En 1985, il est retourné en Uruguay, où le bruit des bottes militaires criminelles avait été remplacé par une renaissance démocratique timide. El poeta del exilio, comme il a été nommé, renoue avec ses compagnons et avec le front militant. Dans une déclaration à une publication locale, il dit que «après tout, l'exil est une décision d'autrui, le desexil est choisi par soi-même». Cette réunion de Montevideo se reflète dans plusieurs de ses œuvres et l'expose dans son livre Geografías: «Du coup je me rends compte que les dix-huit arbres (le long de l'avenue principale de la ville) étaient importants, presque décisifs pour moi. C'est moi qu'ils ont mutilé. Je suis à court de branches, sans bras, sans feuilles ... "

Au cours de ces années, il a reçu des prix et distinctions nationaux et internationaux et ils continuent de publier ses œuvres partout dans le monde. En Argentine, l'édition de ses Œuvres complètes est annoncée en trente-six volumes, tandis que l’Espagne publie ses Cuentos completos.  Voici certaines de ces distinctions : la médaille Haydeé Santamaría du Conseil d'État de Cuba, l'Ordre Gabriela Mistral du mérite éducatif et culturel du Chili, les doctorats honorifiques des universités d'Alicante, de Valladolid et de La Havane, le prix Reina Sofía de poésie ibéro-américaine, sa consécration en tant qu'illustre citoyen de la ville de Montevideo, le prix international Menéndez Pelayo à Santander et les décorations au Venezuela et au Salvador.

 Communiquer et bouger

En 2006, sa partenaire Luz López est décédé, avec qui il s'était marié en 1946 et avait partagé avec lui les exils et les dexils. Sa santé commence à se dégrader, peut-être à cause du manque de cet amour auquel il avait tant écrit.
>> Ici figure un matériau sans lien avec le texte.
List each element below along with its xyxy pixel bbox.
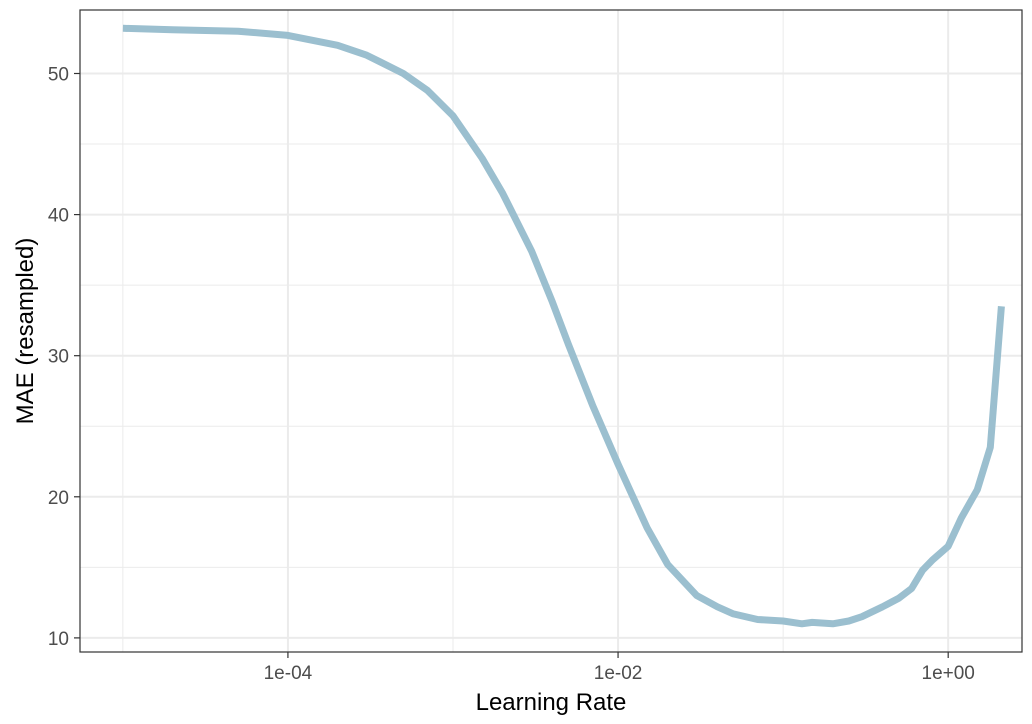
x-axis-title: Learning Rate — [476, 689, 627, 716]
y-tick-label: 50 — [48, 64, 69, 85]
y-tick-label: 10 — [48, 629, 69, 650]
series-layer — [122, 24, 1005, 628]
y-tick-label: 30 — [48, 347, 69, 368]
x-tick-label: 1e-02 — [594, 663, 643, 684]
y-axis-ticks: 10 20 30 40 50 — [48, 64, 80, 650]
x-axis-ticks: 1e-04 1e-02 1e+00 — [264, 652, 975, 684]
x-tick-label: 1e+00 — [922, 663, 975, 684]
x-tick-label: 1e-04 — [264, 663, 313, 684]
series-line-0 — [122, 24, 1005, 628]
y-tick-label: 40 — [48, 206, 69, 227]
y-tick-label: 20 — [48, 488, 69, 509]
panel-border — [79, 9, 1023, 653]
minor-gridlines — [80, 10, 1022, 652]
major-gridlines — [80, 10, 1022, 652]
y-axis-title: MAE (resampled) — [12, 238, 39, 425]
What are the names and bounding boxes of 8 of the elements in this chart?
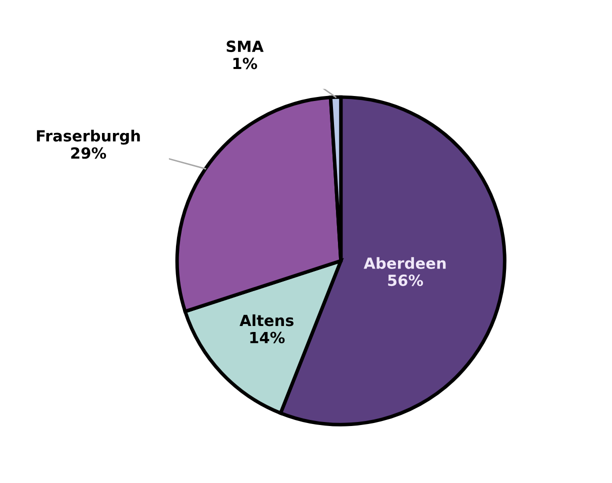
slice-label: Altens	[240, 314, 294, 326]
slice-label: Fraserburgh	[36, 130, 140, 145]
slice-label: SMA	[226, 40, 264, 52]
data-label: 14%	[250, 332, 285, 344]
slice-label: Aberdeen	[364, 257, 446, 269]
data-label: 29%	[71, 147, 106, 159]
data-label: 1%	[233, 58, 258, 70]
data-label: 56%	[388, 274, 424, 286]
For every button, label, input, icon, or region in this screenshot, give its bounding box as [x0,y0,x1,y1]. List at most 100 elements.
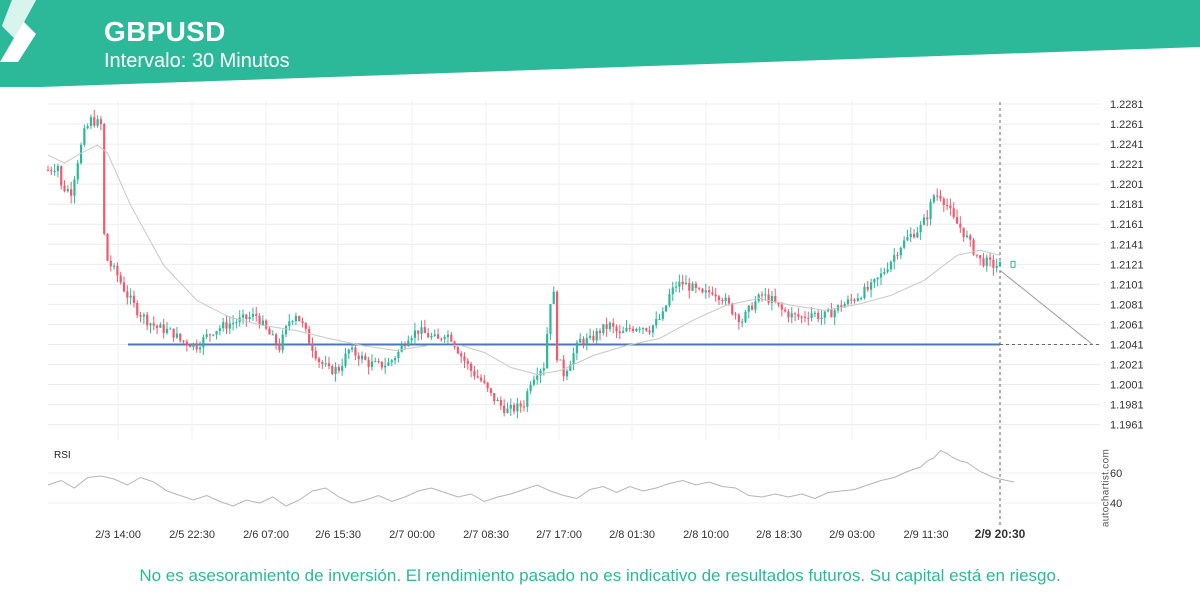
candle-body [374,361,377,363]
candle-body [869,282,873,290]
candle-body [109,260,112,267]
candle-body [512,404,516,412]
candle-body [245,314,248,320]
candle-body [575,342,578,354]
x-tick-label: 2/7 00:00 [389,529,435,541]
candle-body [450,334,453,342]
candle-body [522,406,526,408]
candle-body [308,328,311,344]
y-tick-label: 1.2081 [1110,299,1144,311]
candle-body [757,294,760,302]
candle-body [261,320,264,325]
candle-body [975,254,978,256]
candle-body [813,312,816,314]
x-tick-label: 2/6 15:30 [315,529,361,541]
y-tick-label: 1.2161 [1110,219,1144,231]
candle-body [331,366,334,375]
candle-body [314,350,317,359]
x-tick-label: 2/9 03:00 [829,529,875,541]
candle-body [268,328,271,335]
candle-body [456,347,459,354]
candle-body [998,261,1002,267]
candle-body [863,286,866,299]
candle-body [56,166,60,172]
candle-body [731,303,734,315]
candle-body [493,393,496,402]
candle-body [155,325,159,328]
candle-body [218,328,221,332]
candle-body [747,305,750,312]
candle-body [241,314,245,318]
candle-body [208,334,212,336]
rsi-tick-label: 60 [1110,468,1122,480]
candle-body [66,189,69,192]
candle-body [360,355,364,360]
candle-body [969,235,972,240]
candle-body [106,233,109,261]
candle-body [470,363,473,371]
candle-body [741,321,744,323]
candle-body [400,345,403,352]
candle-body [631,328,635,331]
brand-logo-icon [0,0,36,62]
candle-body [919,224,922,233]
candle-body [734,314,737,316]
candle-body [410,337,413,341]
candle-body [760,294,764,296]
candle-body [427,333,430,338]
candle-body [850,299,853,301]
candle-body [972,239,975,255]
candle-body [860,298,863,300]
candle-body [582,338,585,345]
candle-body [579,338,582,343]
y-tick-label: 1.2061 [1110,319,1144,331]
candle-body [291,321,294,323]
candle-body [212,334,215,336]
candle-body [965,235,969,238]
x-tick-label: 2/9 11:30 [903,529,948,541]
y-tick-label: 1.2221 [1110,159,1144,171]
candle-body [89,117,93,127]
candle-body [671,287,674,295]
candle-body [380,361,383,368]
candle-body [830,309,833,318]
candle-body [483,380,486,383]
candle-body [893,255,896,262]
candle-body [460,353,463,357]
candle-body [641,328,645,330]
candle-body [417,330,420,334]
candle-body [929,201,932,220]
candle-body [714,294,717,297]
candle-body [866,286,869,290]
candle-body [727,297,731,304]
candle-body [939,195,942,199]
candle-body [774,296,777,302]
candle-body [879,273,883,278]
candle-body [962,227,965,238]
candle-body [764,294,767,296]
candle-body [390,360,393,363]
candle-body [136,302,139,316]
header-background [0,0,1200,87]
candle-body [638,328,641,330]
candle-body [96,119,99,126]
candle-body [777,301,780,305]
moving-average-line [47,144,1001,376]
candle-body [565,370,569,377]
candle-body [248,316,251,320]
candle-body [903,240,906,248]
candle-body [684,282,688,285]
candle-body [304,323,307,329]
candle-body [602,324,605,333]
candle-body [215,331,218,335]
candle-body [103,124,106,234]
candle-body [179,333,182,341]
candle-body [377,361,380,363]
candle-body [810,313,813,319]
candle-body [635,329,638,331]
candle-body [119,275,122,283]
candle-body [546,333,549,369]
candle-body [665,305,668,312]
x-tick-label: 2/8 10:00 [683,529,729,541]
candle-body [509,404,512,409]
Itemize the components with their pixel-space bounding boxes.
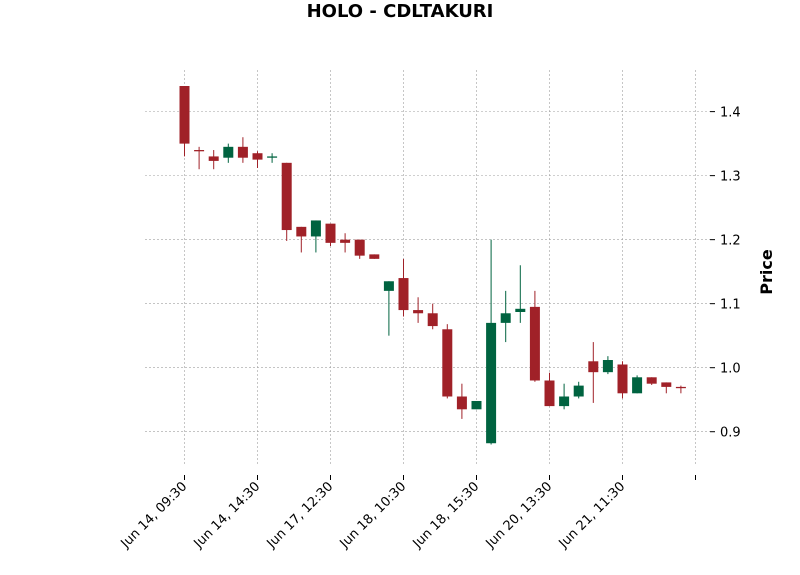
candle-body — [544, 380, 555, 407]
candle-body — [340, 239, 351, 243]
candle-layer — [179, 86, 686, 445]
candle-body — [310, 220, 321, 237]
candle-body — [369, 254, 380, 259]
candle-body — [413, 310, 424, 314]
candle-body — [383, 281, 394, 291]
candle-up — [602, 356, 613, 375]
candle-body — [281, 162, 292, 231]
candle-down — [340, 233, 351, 253]
candle-down — [646, 377, 657, 385]
x-tick-label: Jun 21, 11:30 — [556, 479, 629, 552]
candle-body — [486, 322, 497, 444]
candle-up — [223, 143, 234, 163]
candle-body — [252, 153, 263, 160]
chart-title: HOLO - CDLTAKURI — [307, 1, 494, 22]
candle-body — [237, 146, 248, 158]
x-tick-label: Jun 20, 13:30 — [483, 479, 556, 552]
candle-up — [383, 281, 394, 336]
candle-up — [471, 400, 482, 410]
candle-body — [194, 150, 205, 152]
candle-down — [675, 385, 686, 394]
y-tick-label: 1.3 — [720, 170, 741, 185]
candle-body — [456, 396, 467, 410]
candle-body — [296, 226, 307, 237]
candle-body — [515, 308, 526, 312]
x-tick-label: Jun 18, 15:30 — [410, 479, 483, 552]
candle-down — [427, 303, 438, 330]
candle-body — [471, 400, 482, 410]
candle-body — [632, 377, 643, 394]
candle-down — [281, 162, 292, 241]
candle-up — [559, 383, 570, 410]
candle-body — [588, 361, 599, 373]
y-tick-label: 1.2 — [720, 234, 741, 249]
x-tick-label: Jun 14, 14:30 — [191, 479, 264, 552]
x-tick-label: Jun 18, 10:30 — [337, 479, 410, 552]
candle-down — [296, 226, 307, 253]
candle-body — [529, 306, 540, 381]
x-tick-label: Jun 17, 12:30 — [264, 479, 337, 552]
candle-body — [617, 364, 628, 394]
x-tick-label: Jun 14, 09:30 — [118, 479, 191, 552]
candle-body — [602, 360, 613, 373]
candle-up — [632, 375, 643, 394]
candle-up — [310, 220, 321, 253]
candle-up — [573, 381, 584, 399]
candle-down — [529, 290, 540, 382]
candle-body — [675, 386, 686, 389]
x-axis: Jun 14, 09:30 Jun 14, 14:30 Jun 17, 12:30 J… — [118, 475, 696, 552]
candle-body — [325, 223, 336, 243]
candle-down — [661, 382, 672, 394]
candle-body — [559, 396, 570, 407]
candle-body — [573, 385, 584, 397]
candle-body — [442, 329, 453, 397]
candle-down — [588, 342, 599, 403]
candle-down — [456, 383, 467, 419]
candle-down — [354, 239, 365, 259]
y-tick-label: 0.9 — [720, 426, 741, 441]
candle-down — [398, 258, 409, 317]
candle-down — [208, 150, 219, 170]
y-tick-label: 1.1 — [720, 298, 741, 313]
candle-up — [500, 290, 511, 343]
candle-up — [267, 153, 278, 163]
candle-down — [325, 223, 336, 247]
candle-body — [354, 239, 365, 256]
candle-up — [515, 265, 526, 323]
y-axis-label: Price — [757, 249, 776, 295]
y-axis: 0.9 1.0 1.1 1.2 1.3 1.4 — [710, 106, 741, 441]
candle-body — [223, 146, 234, 158]
candle-down — [369, 254, 380, 259]
candle-body — [398, 278, 409, 311]
candle-down — [617, 361, 628, 399]
candle-body — [179, 86, 190, 144]
y-tick-label: 1.4 — [720, 106, 741, 121]
candle-body — [208, 156, 219, 161]
candle-down — [194, 146, 205, 170]
candle-down — [252, 151, 263, 168]
candle-up — [486, 239, 497, 445]
candle-down — [413, 297, 424, 323]
candle-down — [442, 324, 453, 399]
candle-body — [427, 313, 438, 327]
candle-body — [661, 382, 672, 387]
candle-down — [237, 137, 248, 163]
y-tick-label: 1.0 — [720, 362, 741, 377]
grid-layer — [145, 70, 710, 465]
candle-down — [179, 86, 190, 157]
candle-down — [544, 372, 555, 407]
candle-body — [500, 313, 511, 323]
candle-body — [267, 156, 278, 158]
candle-body — [646, 377, 657, 384]
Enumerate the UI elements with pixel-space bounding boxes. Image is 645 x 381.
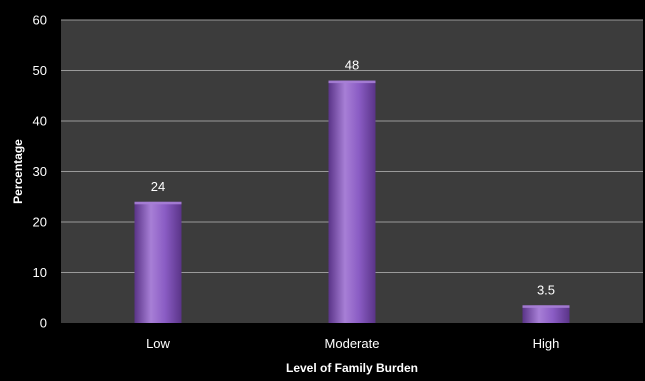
y-axis-ticks: 0 10 20 30 40 50 60 — [33, 13, 47, 331]
x-category-label-low: Low — [146, 336, 170, 351]
y-axis-title: Percentage — [11, 139, 25, 204]
y-tick-label: 20 — [33, 215, 47, 230]
bar-cap-high — [522, 305, 570, 308]
y-tick-label: 60 — [33, 13, 47, 28]
x-category-label-moderate: Moderate — [325, 336, 380, 351]
bar-high — [522, 305, 570, 323]
bar-moderate — [328, 80, 376, 323]
bar-cap-low — [134, 201, 182, 205]
data-label-low: 24 — [151, 179, 165, 194]
x-axis-title: Level of Family Burden — [286, 361, 418, 375]
y-tick-label: 30 — [33, 164, 47, 179]
data-label-moderate: 48 — [345, 58, 359, 73]
x-category-label-high: High — [533, 336, 560, 351]
bar-low — [134, 201, 182, 323]
y-tick-label: 10 — [33, 265, 47, 280]
y-tick-label: 40 — [33, 114, 47, 129]
data-label-high: 3.5 — [537, 282, 555, 297]
data-labels: 24 48 3.5 — [151, 58, 555, 298]
x-axis-categories: Low Moderate High — [146, 336, 559, 351]
bar-cap-moderate — [328, 80, 376, 84]
y-tick-label: 50 — [33, 63, 47, 78]
y-tick-label: 0 — [40, 316, 47, 331]
bars — [134, 80, 570, 323]
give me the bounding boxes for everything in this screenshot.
Des poèmes d'amour qui avaient servi à unir des couples, et des poèmes de résistance et de lutte qui accompagnaient des milliers de militants à travers le monde.

Son langage simple et le fait d'écrire sur des questions fondamentales de l'être humain sont quelques-unes des raisons impérieuses de comprendre pourquoi le message de Mario Benedetti traverse les frontières générationnelles et géographiques sans perdre sa capacité à communiquer et à bouger.

Il a vécu comme il le pensait. Un homme simple, triste et cordial, un ami solidaire, un compagnon de lutte et d'espoir. Il est décédé à l'âge de quatre-vingt-huit ans, le 17 mai 2009, et a été veillé dans la salle des pas perdus du palais législatif de l'Uruguay. Dans son livre Rincón de Haikus, il avait écrit que «quand ils m'enterrent / n'oubliez pas / ma plume». Et donc il a été enterré, parmi des fleurs et des milliers de stylos, pour continuer à écrire. À peine deux jours avant son départ, de la chambre d'hôpital où il a été admis, Benedetti a donné son accord au compositeur argentin Javier Gonzáles et à la chanteuse Patricia Barone pour interpréter une version de son sonnet intitulée «Cette paix». C'était sa dernière chanson: “Esta paz/ simulacro de banderas/ unida con hilvanes a la historia/ tiene algo de perdón, poco de gloria/ y ya no espera nada en sus esperas// Es una paz con guerras volanderas/ y como toda paz obligatoria/ no encuentra su razón en la memoria/ ni tiene la salud de las quimeras// Esta paz sin orgullo ni linaje/ se vende al invasor, el consabido./ Me refiero a esta paz/ esta basura.// Mejor será buscarle otro paisaje/ o amenazarla en su precoz olvido/ con una puñalada de ternura.”.

* Professeur et éditeur uruguayen, "compagnon, camarade et collègue" de M.B.